It's been a while since the first post about scaling web applications using django, last time we spoke about some basic concepts about scalability, buzz words we hear everyday and we also use but always struggle when we need to give a formal definition to someone.
Once we have clear basic concepts about scalability, performance and we are familiar with the Pareto Principle, we are ready to start optimizing and improving our system's performance, right?. Not so fast cowboy!, if you remember the Pareto Principle most of the negative performance impact is coming for 20% of the negative impacters. We need to manage somehow to solve that 20% so we are sure we are making a significant improvement.
You can't manage what you don't measure - Peter Ducker
This means, we need to gain visibility inside our system to be able to detect those bottlenecks and work on solving or easing them. For that, we will need a set of tools to monitor and profile our application.

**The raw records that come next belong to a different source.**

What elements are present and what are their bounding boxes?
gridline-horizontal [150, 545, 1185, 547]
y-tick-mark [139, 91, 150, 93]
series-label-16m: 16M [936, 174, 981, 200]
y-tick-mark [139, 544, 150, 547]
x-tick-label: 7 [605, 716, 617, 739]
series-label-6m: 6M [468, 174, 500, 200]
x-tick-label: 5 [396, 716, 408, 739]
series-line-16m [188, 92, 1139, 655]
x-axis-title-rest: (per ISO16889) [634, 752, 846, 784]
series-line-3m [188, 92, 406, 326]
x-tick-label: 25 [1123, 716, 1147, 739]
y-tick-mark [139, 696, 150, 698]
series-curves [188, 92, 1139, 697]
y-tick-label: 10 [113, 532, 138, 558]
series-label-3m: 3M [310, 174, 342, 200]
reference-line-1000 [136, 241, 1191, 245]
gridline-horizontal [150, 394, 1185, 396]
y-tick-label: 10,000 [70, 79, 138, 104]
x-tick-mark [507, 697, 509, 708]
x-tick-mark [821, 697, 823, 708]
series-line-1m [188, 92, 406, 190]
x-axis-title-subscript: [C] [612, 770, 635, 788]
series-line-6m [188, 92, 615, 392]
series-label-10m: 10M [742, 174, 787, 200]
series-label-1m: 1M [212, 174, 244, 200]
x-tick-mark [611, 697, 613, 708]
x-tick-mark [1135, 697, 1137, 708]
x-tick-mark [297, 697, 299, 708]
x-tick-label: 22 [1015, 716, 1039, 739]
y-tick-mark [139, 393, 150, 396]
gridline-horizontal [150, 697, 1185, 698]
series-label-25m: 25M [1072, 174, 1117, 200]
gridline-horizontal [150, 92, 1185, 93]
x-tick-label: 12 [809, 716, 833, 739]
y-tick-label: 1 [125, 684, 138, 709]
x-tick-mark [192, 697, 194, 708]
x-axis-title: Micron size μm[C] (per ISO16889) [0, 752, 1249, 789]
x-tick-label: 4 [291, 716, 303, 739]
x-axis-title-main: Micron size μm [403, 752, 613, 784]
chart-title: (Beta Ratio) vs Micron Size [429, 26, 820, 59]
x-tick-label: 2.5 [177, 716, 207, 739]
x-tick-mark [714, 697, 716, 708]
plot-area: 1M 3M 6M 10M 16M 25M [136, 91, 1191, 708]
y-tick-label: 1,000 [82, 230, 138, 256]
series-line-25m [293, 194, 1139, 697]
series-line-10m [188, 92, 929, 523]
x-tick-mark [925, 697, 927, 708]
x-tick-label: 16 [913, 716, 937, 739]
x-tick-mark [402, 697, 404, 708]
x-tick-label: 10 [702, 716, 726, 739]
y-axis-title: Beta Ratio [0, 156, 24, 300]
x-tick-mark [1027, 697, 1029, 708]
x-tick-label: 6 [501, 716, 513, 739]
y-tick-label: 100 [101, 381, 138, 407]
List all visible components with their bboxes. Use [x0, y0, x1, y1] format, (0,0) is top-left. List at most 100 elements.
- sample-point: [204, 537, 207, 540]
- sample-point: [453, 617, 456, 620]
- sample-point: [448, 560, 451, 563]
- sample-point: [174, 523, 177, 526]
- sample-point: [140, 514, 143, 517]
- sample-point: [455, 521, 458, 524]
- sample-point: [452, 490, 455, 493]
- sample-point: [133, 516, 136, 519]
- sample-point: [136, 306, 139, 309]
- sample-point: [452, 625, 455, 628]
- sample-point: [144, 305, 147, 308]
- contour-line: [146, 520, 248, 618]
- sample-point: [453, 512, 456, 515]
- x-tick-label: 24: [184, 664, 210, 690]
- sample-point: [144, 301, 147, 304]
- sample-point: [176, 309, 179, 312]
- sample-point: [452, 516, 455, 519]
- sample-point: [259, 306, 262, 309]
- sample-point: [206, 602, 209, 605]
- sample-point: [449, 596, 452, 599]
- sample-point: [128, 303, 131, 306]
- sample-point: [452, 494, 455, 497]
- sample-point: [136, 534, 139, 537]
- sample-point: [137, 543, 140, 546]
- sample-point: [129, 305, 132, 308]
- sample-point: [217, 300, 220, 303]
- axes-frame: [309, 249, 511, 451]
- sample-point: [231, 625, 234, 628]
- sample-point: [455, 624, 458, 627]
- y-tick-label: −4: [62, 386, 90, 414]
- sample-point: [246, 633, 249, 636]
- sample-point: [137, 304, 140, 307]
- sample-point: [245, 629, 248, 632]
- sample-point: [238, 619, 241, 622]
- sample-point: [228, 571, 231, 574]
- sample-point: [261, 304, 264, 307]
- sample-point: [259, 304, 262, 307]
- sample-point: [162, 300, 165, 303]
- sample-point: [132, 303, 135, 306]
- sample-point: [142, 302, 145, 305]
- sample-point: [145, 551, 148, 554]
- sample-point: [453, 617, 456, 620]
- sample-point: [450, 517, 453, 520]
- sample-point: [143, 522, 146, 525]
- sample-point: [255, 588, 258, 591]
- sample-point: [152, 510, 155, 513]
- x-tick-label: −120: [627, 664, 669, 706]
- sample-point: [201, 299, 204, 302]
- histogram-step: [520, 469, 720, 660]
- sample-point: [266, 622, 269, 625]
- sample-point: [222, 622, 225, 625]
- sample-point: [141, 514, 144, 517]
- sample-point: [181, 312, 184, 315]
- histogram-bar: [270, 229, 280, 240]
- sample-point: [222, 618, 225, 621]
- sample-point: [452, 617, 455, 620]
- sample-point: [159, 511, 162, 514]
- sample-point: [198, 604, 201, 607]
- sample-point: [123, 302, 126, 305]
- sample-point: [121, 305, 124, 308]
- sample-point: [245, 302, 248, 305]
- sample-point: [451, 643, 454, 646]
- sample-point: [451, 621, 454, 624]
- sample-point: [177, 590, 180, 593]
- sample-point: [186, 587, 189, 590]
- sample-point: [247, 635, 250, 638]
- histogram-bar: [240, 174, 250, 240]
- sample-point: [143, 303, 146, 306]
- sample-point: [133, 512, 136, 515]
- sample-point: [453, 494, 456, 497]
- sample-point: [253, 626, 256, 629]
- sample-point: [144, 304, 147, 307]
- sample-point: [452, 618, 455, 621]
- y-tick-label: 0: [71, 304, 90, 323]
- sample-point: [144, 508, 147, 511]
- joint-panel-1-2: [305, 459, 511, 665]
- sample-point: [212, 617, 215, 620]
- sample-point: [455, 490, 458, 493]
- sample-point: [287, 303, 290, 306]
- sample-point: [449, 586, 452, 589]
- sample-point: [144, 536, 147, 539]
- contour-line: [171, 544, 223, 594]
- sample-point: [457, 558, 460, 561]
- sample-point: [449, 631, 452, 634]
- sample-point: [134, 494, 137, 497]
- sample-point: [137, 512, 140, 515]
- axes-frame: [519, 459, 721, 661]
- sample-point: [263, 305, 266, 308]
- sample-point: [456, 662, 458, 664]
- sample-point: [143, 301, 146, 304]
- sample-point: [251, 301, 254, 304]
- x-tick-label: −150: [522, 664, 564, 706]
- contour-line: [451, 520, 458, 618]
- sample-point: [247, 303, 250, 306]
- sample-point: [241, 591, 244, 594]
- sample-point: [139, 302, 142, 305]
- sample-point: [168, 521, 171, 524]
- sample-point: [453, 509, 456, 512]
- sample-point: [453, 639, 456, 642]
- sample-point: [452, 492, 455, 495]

There are a lot of monitoring tools for Linux and for django out there, you can use the ones you like the most, but I'm going to showcase some here as a starting point. I'm not going to go deep into how to install them and set them up or customize them because it's out of the scope of this post, but I might post some individual howtos later, here I'll just point you to the corresponding documentation.
This is my all time favorite, it's a pip-installable module for django and you'll need to add some settings variables and a template tag and you're done.
As you can see on the screenshot it will give you a lot of relevant information about what happened under the hood to serve that request, it will tell you the missed cache hits, which static files and templates are being served, the current request headers and request parameters but my favorite feature is the SQL viewer, it will show you the queries that ran on that view, with a timeline and their run time so you get to see which ones are taking long time and take action, it gives you also the option to see an
EXPLAIN of the query to check what the query planner did.
To install it and use it, you can refer to the official docs
This is a visual profiler for Python, although it isn't made for django, you can plug it in and take advantage of all the cool graphs it will draw for you out of the box.
A profiler will measure how your code is behaving and tell you where the hot points are as well as your call stack, vprof will give you an insight also on how much memory your program is consuming so it's easier to detect memory leaks.
Here are some of the graphs vprof will produce for you
- Flame diagram to allow you see your function call stack
- Memory profiler
To set it up you can refer to the official docs
Setting up vprof for django might be tricky depending of your application architecture and setup, CProfile is pretty much the defacto standard on Python profilers, it will produce an output on an standard format you can plug into any profiling reporting tool such as SnakeViz to produce cool graphs that will help you understand what's going on.
You can easily set it up in django by using django-cprofile-middleware this app will also add one endpoint any staff user can hit to get data about the performance and, also, CProfile can produce an output file you can pipe into SnakeViz
This is how SnakeViz graphs would look like:
This is an external stats collecting system built by Etsy, they blogged about it and how it works and it's also open source, you can set it up in django through a third party app called django-statsd.
Using this is a bit manual, you will need to send out your stats the same way you use log statements to add entries with messages about what your system is going. In this case what StatsD will do is keep a log on counts and timing of the events you are sending stats about.
The coolest thing about StatsD is that you can set it up to periodically flush data to Graphite where you can then produce this kind of graphs on top of StatsD's data
Logging can save you a lot of time if you do it right, it can also clutter your code with
logger.info() statements everywhere if you over do it, you need to log everything so you know what your app is doing at each step of the different processes it performs, but log even more on the critical ones.
These log files need to go somewhere, maybe you're familiar with syslog to concentrate your logs in a single server so you have only one place to go when you need to do some text-processing-fu with
grep, but as your system grows and also the amount of different loggers storing messages, it will get trickier and trickier to keep track of every action across all the different modules of your system, an ELK system can help you to ease the search through your log files and also generate reports and graphs on top of your log data using Kibana.
You can read more about the ELK or Elastic stack here
If you have some budget to invest on this, newrelic will give you most of these features out of the box just by installing and setting up their Python tracker, it will start pushing data to newrelic and you can see your system's performance in real time, it will show you data such as the average response time as well as response time in percentiles, average throughput, average error rate, error data and even transaction data like the one you get from django-debug-toolbar.
If you have the budget, newrelic is a no-brainer it will be a valuable tool for you and your team and save you a lot of time when you need to debug a live issue.
Before you even think of optimizing anything, you need to measure, there is no point in blindly going through the code and, for example, indexing fields in your models if you don't know the impact of that, if any at all. The tools mentioned here are not a definitive guide to profiling django applications but they provide a nice starting point to begging playing with them and choosing which ones work for you and which ones doesn't so you can improve your tool belt, your stack and the quality of the products you're building.
Monitoring and measuring shouldn't be an optional thing, it should be there if not since day one, at least added within the first months of life of your project, that's the only way you get to see inside your application, detect bottlenecks and potential bugs, debug them, measure their impact, prioritize them and be sure that by rolling out the optimizations you will have an improvement of ~X percent in your performance.